Le Festival international du film black de Montréal offrira son prix Hommage ce soir au grand réalisateur malien Souleymane Cissé, en plus de projeter son oeuvre Yeelen (La Lumière, en langue bambara) qui lui a valu le Prix spécial du jury du Festival de Cannes en 1987 et qu'il était venu défendre l'année suivante au Festival des films du monde de Montréal. Entrevue avec une mémoire vivante du cinéma africain.

«C'est une invitation qui ne se refuse pas», dit, en toute modestie, le réalisateur malien, à qui l'écrivain Dany Laferrière remettra le prix ce soir, au cinéma Impérial. Le FIFBM souligne ainsi plus de 40 ans d'engagement à l'endroit de son art et de son peuple.

La pellicule est une vocation pour l'homme, qui a vu sa vie défiler devant lui la première fois qu'il a posé les yeux sur un grand écran. «De 5 à 18 ans, j'étais fou de cinéma, j'étais connu comme le «cinéphile». Je ne manquais aucun film présenté à Bamako. C'était d'abord une curiosité d'enfant, mais surtout, une envie de m'échapper et de voir le monde.» À l'époque, rappelle-t-il, «on voyait le cinéma américain, les westerns et tout ça, et des films égyptiens, parfois des films indiens. Très peu de cinéma européen».

Il organisait aussi des projections: «Avant les films, on projetait des bobines d'actualités. Un jour, j'ai projeté une bobine qui avait été filmée au Congo. C'était le premier film tourné en Afrique que je voyais - même pas un film de fiction. C'était un film sur l'arrestation de Patrice Lumumba [héros de l'indépendance du Congo]. On savait que ça n'allait pas au Congo, mais les images montraient Lumumba, les mains attachées dans le dos, plaqué contre une voiture... Ç'a été un choc émotionnel incroyable. Ça m'a révolté au fond de moi, l'injustice m'insupporte. À partir de ce jour-là, je suis devenu cinéaste.»

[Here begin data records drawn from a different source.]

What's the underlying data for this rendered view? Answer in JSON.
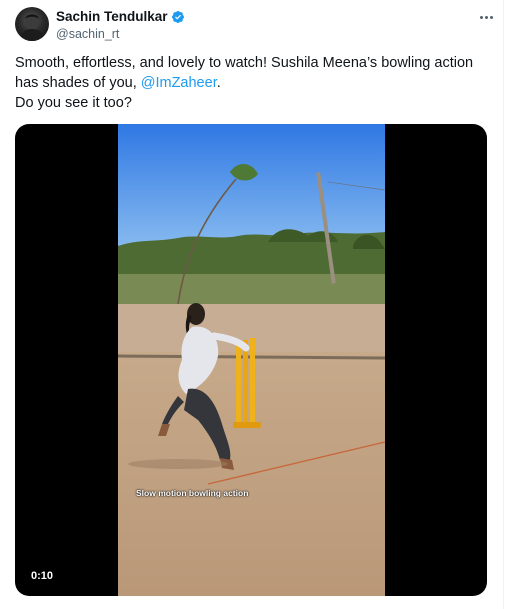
{
  "tweet": {
    "author": {
      "display_name": "Sachin Tendulkar",
      "handle": "@sachin_rt",
      "verified": true
    },
    "text": {
      "line1": "Smooth, effortless, and lovely to watch! Sushila Meena’s bowling action has shades of you, ",
      "mention": "@ImZaheer",
      "line1_end": ".",
      "line2": "Do you see it too?"
    },
    "media": {
      "type": "video",
      "caption": "Slow motion bowling action",
      "duration": "0:10"
    }
  },
  "icons": {
    "verified": "verified-badge-icon",
    "more": "more-options-icon"
  },
  "colors": {
    "accent": "#1d9bf0",
    "text": "#0f1419",
    "secondary": "#536471",
    "media_background": "#000000"
  }
}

Ce pilier du cinéma africain compte une trentaine de longs métrages, engagés à leur manière, quelque part inspirés de l'oeuvre de l'écrivain et réalisateur sénégalais Ousmane Sembène, que Cissé qualifie de «père du cinéma africain» et à qui il consacrera un documentaire. À travers l'incroyable parcours de Cissé, c'est la naissance d'un véritable cinéma africain qui l'a mené dans les grands événements cinématographiques de la planète grâce à l'exceptionnel Yeelen.

À elle seule, la vie de Souleymane Cissé pourrait faire l'objet d'un film. Le mot amuse le réalisateur, qui ne se prive pas pour rappeler ses études de cinéma... à Moscou, dans les années 70.

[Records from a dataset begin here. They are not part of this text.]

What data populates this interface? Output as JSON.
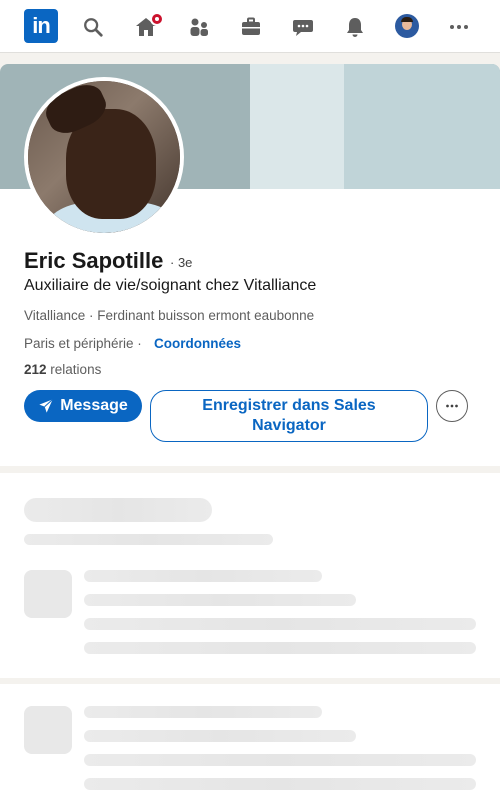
{
  "nav": {
    "logo_text": "in",
    "icons": [
      "linkedin-logo",
      "search-icon",
      "home-icon",
      "network-icon",
      "jobs-icon",
      "messaging-icon",
      "notifications-icon",
      "avatar",
      "more-icon"
    ]
  },
  "profile": {
    "name": "Eric Sapotille",
    "degree": "· 3e",
    "headline": "Auxiliaire de vie/soignant chez Vitalliance",
    "company_line": "Vitalliance · Ferdinant buisson ermont eaubonne",
    "location": "Paris et périphérie ·",
    "contact_label": "Coordonnées",
    "connections_count": "212",
    "connections_label": "relations"
  },
  "actions": {
    "message_label": "Message",
    "sales_navigator_label": "Enregistrer dans Sales Navigator"
  },
  "colors": {
    "brand": "#0a66c2",
    "notification": "#cb112d",
    "background": "#f4f2ee"
  }
}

«On ne peut échapper à notre histoire, raconte-t-il. Le Mali, auparavant appelé le Soudan français, était sous occupation française. L'indépendance s'est faite avec un gouvernement socialiste, et l'Union soviétique est entrée dans notre histoire à ce moment-là. L'Union soviétique offrait des bourses pour aller étudier, et c'est ainsi que j'ai eu la chance d'avoir cette bourse pour aller apprendre à utiliser une caméra.»

Sitôt revenu au Mali, Souleymane Cissé a érigé son oeuvre qu'il qualifie d'abord et avant tout d'humaniste. «Il faut qu'un film tende à l'universalité; je ne fais pas des films pour les Africains, je fais des films pour tous les cinéphiles. Pour Ousmane Sembène, le cinéma était une nécessité pour faire passer son message. Il devait tourner, coûte que coûte. Mon cinéma est différent: pour moi, c'est la création d'abord. Pour essayer de changer l'image qu'on peut avoir du peuple africain. C'est pour moi, un devoir sacré.»

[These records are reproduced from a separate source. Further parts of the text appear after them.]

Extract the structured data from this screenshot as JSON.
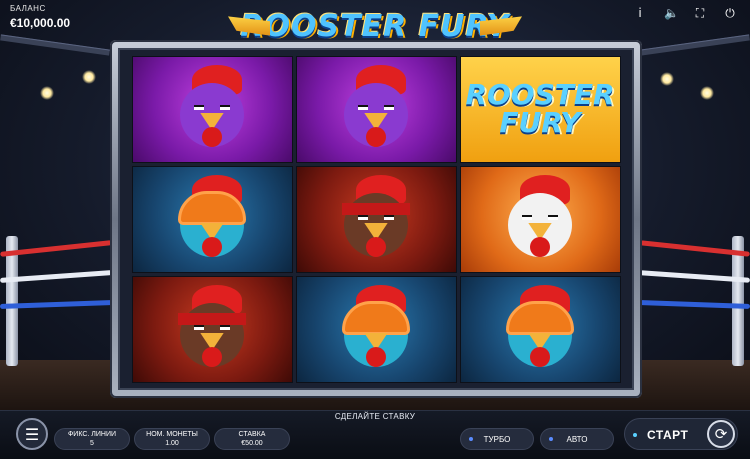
{
  "balance": {
    "label": "БАЛАНС",
    "value": "€10,000.00"
  },
  "logo": {
    "text": "ROOSTER FURY"
  },
  "top_icons": [
    {
      "name": "info-icon",
      "glyph": "i"
    },
    {
      "name": "sound-icon",
      "glyph": "🔈"
    },
    {
      "name": "fullscreen-icon",
      "glyph": "⛶"
    },
    {
      "name": "power-icon",
      "glyph": "⏻"
    }
  ],
  "reels": [
    [
      "purple-rooster",
      "purple-rooster",
      "rooster-fury-logo"
    ],
    [
      "blue-helmet-rooster",
      "red-bandana-rooster",
      "white-fighter-rooster"
    ],
    [
      "red-bandana-rooster",
      "blue-helmet-rooster",
      "blue-helmet-rooster"
    ]
  ],
  "logo_tile": {
    "line1": "ROOSTER",
    "line2": "FURY"
  },
  "prompt": "СДЕЛАЙТЕ СТАВКУ",
  "controls": {
    "lines": {
      "label": "ФИКС. ЛИНИИ",
      "value": "5"
    },
    "coin": {
      "label": "НОМ. МОНЕТЫ",
      "value": "1.00"
    },
    "bet": {
      "label": "СТАВКА",
      "value": "€50.00"
    },
    "turbo": "ТУРБО",
    "auto": "АВТО",
    "start": "СТАРТ"
  }
}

À 71 ans, Souleymane Cissé n'a pas tout dit. Le réalisateur, scénariste et président de l'Union des créateurs et entrepreneurs du cinéma et de l'audiovisuel de l'Afrique de l'Ouest a lancé en 2009 Min Yé, oeuvre traitant de la polygamie dans son pays. Il pense déjà à son prochain long métrage de fiction et termine un documentaire sur la vie et l'oeuvre d'Ousmane Sembène.